Even though Jennings has been in the league since 2009, he has never carried the ball more than 165 times in a season. It is true that his legs are fresher than most 29-year-old backs, but we have little precedent to help predict his future success. He proved that he could be a dual-threat back with the Oakland Raiders, as he compiled 292 receiving yards last season, but all we have is speculation on how he could handle a starting gig in New York.
The Giants ranked 29th in rushing yards last season, but that was due to the injuries of David Wilson and Andre Brown. Jennings does not have a clear-cut path to a strong fantasy season, however, as some of the running backs from last year are still sticking around. Wilson recently tweeted that he was clear to play, and Peyton Hillis is a big bruiser who could dominate the goal line. Hillis was more involved in the offense last season than people think, as he averaged 35.3 rushing yards and 13.7 receiving yards per game.
Not only are Wilson and Hillis potential roadblocks, but fourth-round pick Andre Williams recently worked out with the first-team goal-line offense. The Giants will want to find more consistency in their rushing attack, but that could mean trying out all its options until things click.

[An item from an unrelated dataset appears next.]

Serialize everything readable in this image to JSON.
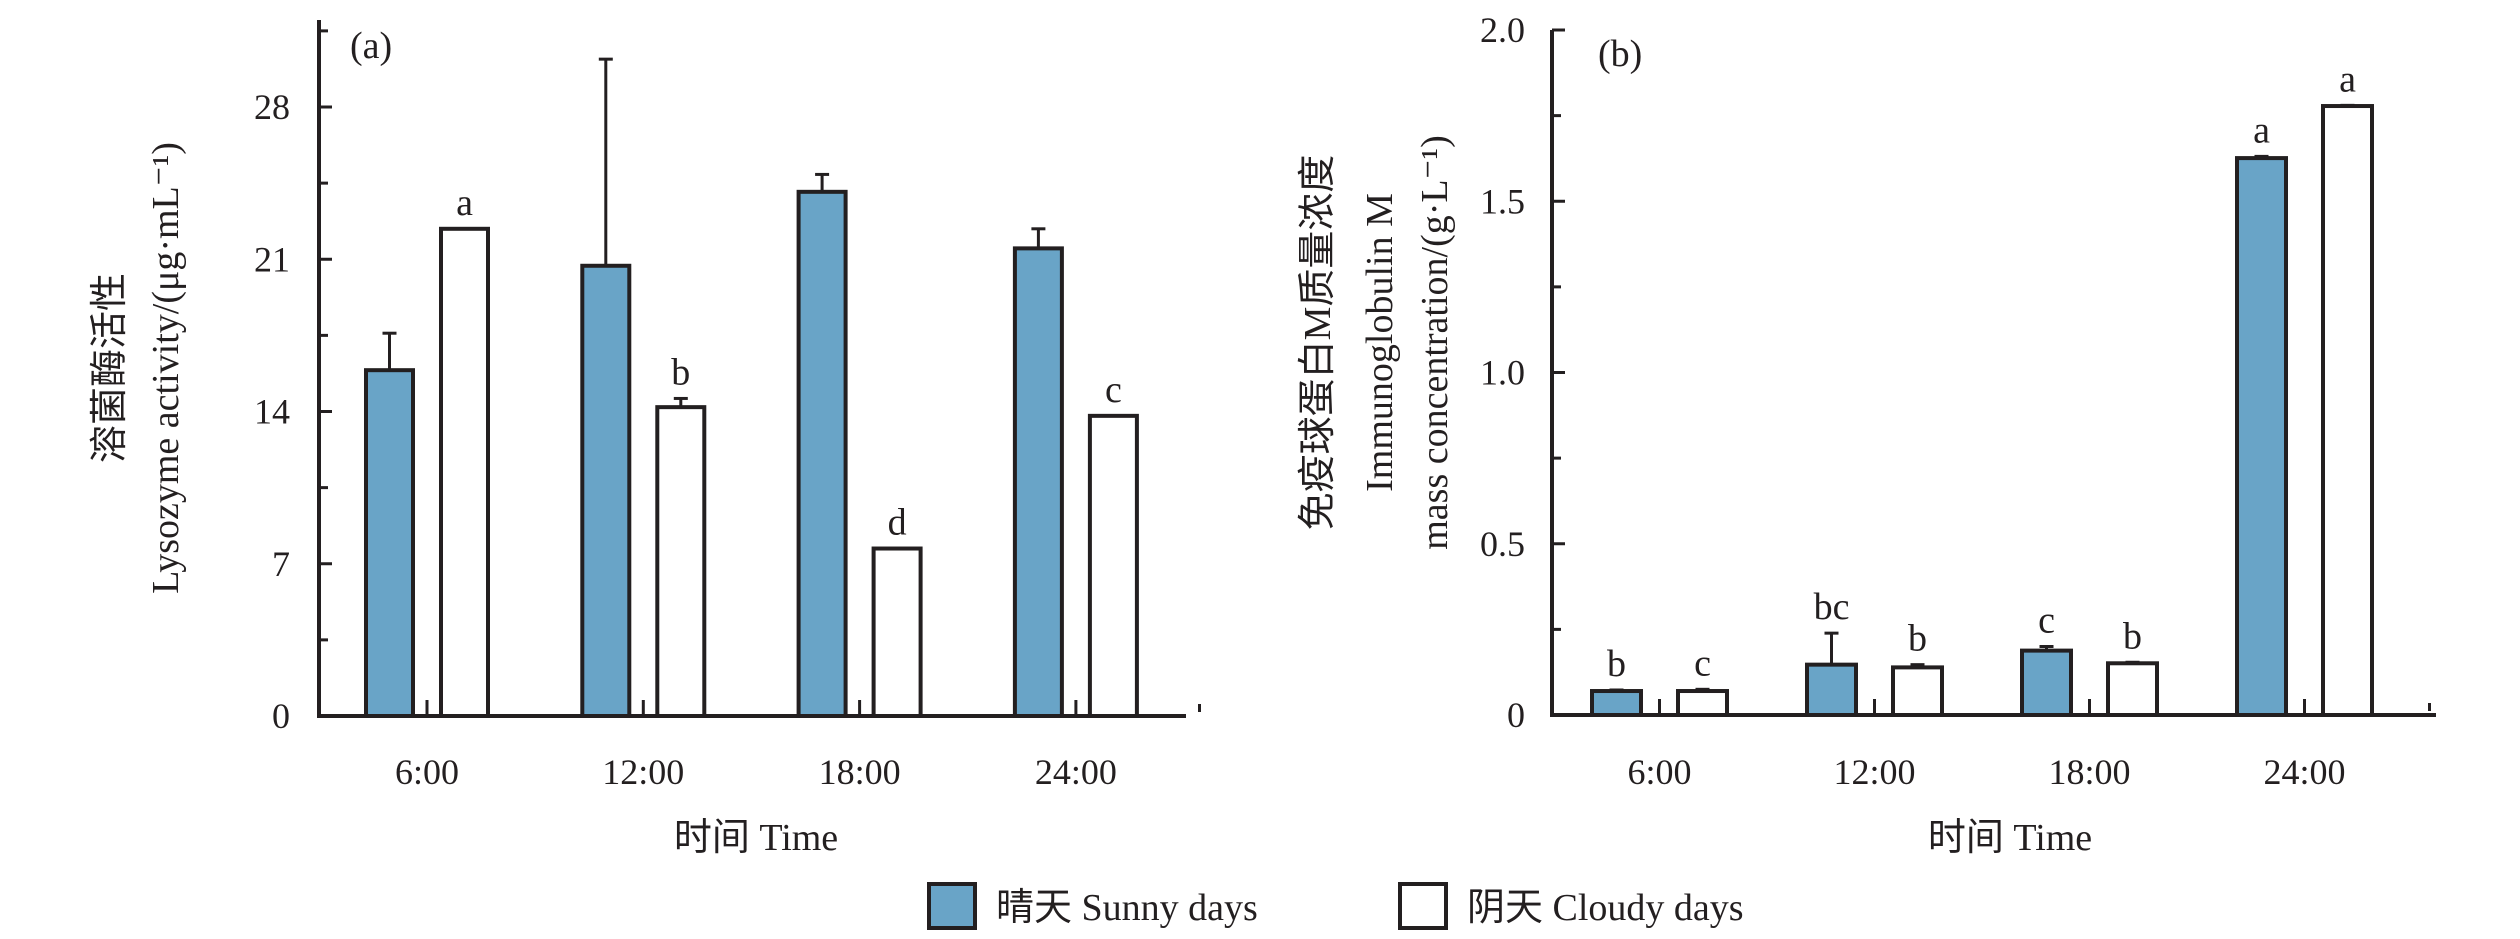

I am actually a fan of Jennings, but I only want him if I can get him at a good price. I don’t want to blindly draft him, expecting he will be a stud in 2014, and his lack of experience and a deep roster are causes for concern. Backs Frank Gore and Chris Johnson are both being drafted after Jennings according to fantasyfootballcalculator.com, which puts you in a difficult predicament. If you draft two strong running backs early on, I would go with the upside of Jennings if I am drafting another back in the fourth round. If I am weak, I will go for the reliability of Gore and Johnson, even though they are aging and have their own question marks.
Jennings could turn out to be a top-10 back in 2014, but just make sure you understand the risks in drafting him.